The Committee would brand witnesses as the enemy should they ever refuse to comply in answering questions. Joseph McCarthy used this “ redbaiting” style of questioning and punishment during his own investigative hearings. Although these hearings lacked substantive proof or reason, not answering questions were treated as an admission of guilt. For this reason, countless numbers of people who appeared before the Committee during the 1940s and 1950s were “ blacklisted” (Black & Hopkins, 2003).
The term “ blacklisting” refers generally to the process of registering individuals who, for some reason, are being denied a particular privilege or right. During the Red Scare, members of the Hollywood artistic community were blacklisted for not complying with the HUAC. The public lost faith in these towering figures in the movie industry. Parents did not want their children to see a movie in which the writer or the lead actor was a suspected communist. Some film directors, writers, and actors were put into financial ruin because of their inability to work.
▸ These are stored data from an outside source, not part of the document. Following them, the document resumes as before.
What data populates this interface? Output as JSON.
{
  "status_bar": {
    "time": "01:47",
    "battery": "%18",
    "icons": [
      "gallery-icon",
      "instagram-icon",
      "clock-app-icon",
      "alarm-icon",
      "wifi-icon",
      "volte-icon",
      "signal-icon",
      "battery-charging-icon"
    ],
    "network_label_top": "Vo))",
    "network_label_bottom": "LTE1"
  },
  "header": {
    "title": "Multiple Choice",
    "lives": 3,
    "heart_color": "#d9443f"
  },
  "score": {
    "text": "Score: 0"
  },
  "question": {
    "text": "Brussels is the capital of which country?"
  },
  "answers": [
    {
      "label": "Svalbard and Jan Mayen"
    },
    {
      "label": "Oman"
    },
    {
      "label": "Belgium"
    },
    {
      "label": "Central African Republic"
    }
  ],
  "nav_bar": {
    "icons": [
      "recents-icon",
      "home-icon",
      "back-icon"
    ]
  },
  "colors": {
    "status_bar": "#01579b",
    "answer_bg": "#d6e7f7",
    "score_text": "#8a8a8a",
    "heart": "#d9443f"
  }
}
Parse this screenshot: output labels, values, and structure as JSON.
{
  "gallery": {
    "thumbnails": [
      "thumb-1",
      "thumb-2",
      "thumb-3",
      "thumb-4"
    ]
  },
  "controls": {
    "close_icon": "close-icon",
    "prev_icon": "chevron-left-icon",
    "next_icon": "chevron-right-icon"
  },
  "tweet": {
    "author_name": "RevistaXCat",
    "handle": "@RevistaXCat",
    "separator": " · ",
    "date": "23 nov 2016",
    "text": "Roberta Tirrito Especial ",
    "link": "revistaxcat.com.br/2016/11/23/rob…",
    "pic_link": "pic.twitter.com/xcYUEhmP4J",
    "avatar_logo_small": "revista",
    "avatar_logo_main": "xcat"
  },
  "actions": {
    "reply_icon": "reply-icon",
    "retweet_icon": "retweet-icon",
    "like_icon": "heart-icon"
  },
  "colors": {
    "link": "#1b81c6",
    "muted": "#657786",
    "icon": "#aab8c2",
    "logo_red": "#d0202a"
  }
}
One of these figures was Arthur Miller, a famed playwright who wrote such works as Death of a Salesman and All My Sons. Miller found himself blacklisted when he refused to testify before the HUAC based on principled noncompliance. Because Miller had gained such a large following through the 1940s with his world-famous plays, he continued to produce and see his plays acted on the stage. In 1953, Miller put together his latest creation, The Crucible, as an indictment of the Red Scare.
Based on the 1692 Salem Witch Trials, Miller’ s play focuses on themes like unwarranted suspicious, groupthink in an ignorant community, and the influence that rumor has in a climate of fear. Some scenes in The Crucible, such as the trials, implicitly mirror the style of hearings held by Joseph McCarthy and the House Un-American Activities Committee. Miller’ s ability to tie the two times together is a wonderfully astute observation about the recurrence of themes in human society. For this reason, the literary works of Miller and others that draw upon contemporary experiences from this period are a particularly interesting area of research.
One interesting point about Miller is that even though he held dangerous political beliefs for that time, he did not sacrifice these beliefs under pressure and that consequently his plays, from that point forward, centered on matters of social concern. Looking at the world from Miller’ s perspective during the Red Scare, it is understandable why his works would continue to take that direction. The intersection of history and literary works is always a productive focus for historians studying the ideological climates of certain periods.
One can learn volumes more about the fear and ignorance of the Red Scare by reading a play by Arthur Miller than sifting through the transcripts of the HUAC hearings. For this reason, one should always seek to study history and explain the significance of certain historical events through first-person perspectives and the effects those events have on individuals. Because social movements are largely the result of ideas that societies develop over time, history might be best studied through the artistic works produced during that time, if for no other reason besides the fact that artistic works often convey the ethical, political, and aesthetic values of the artist.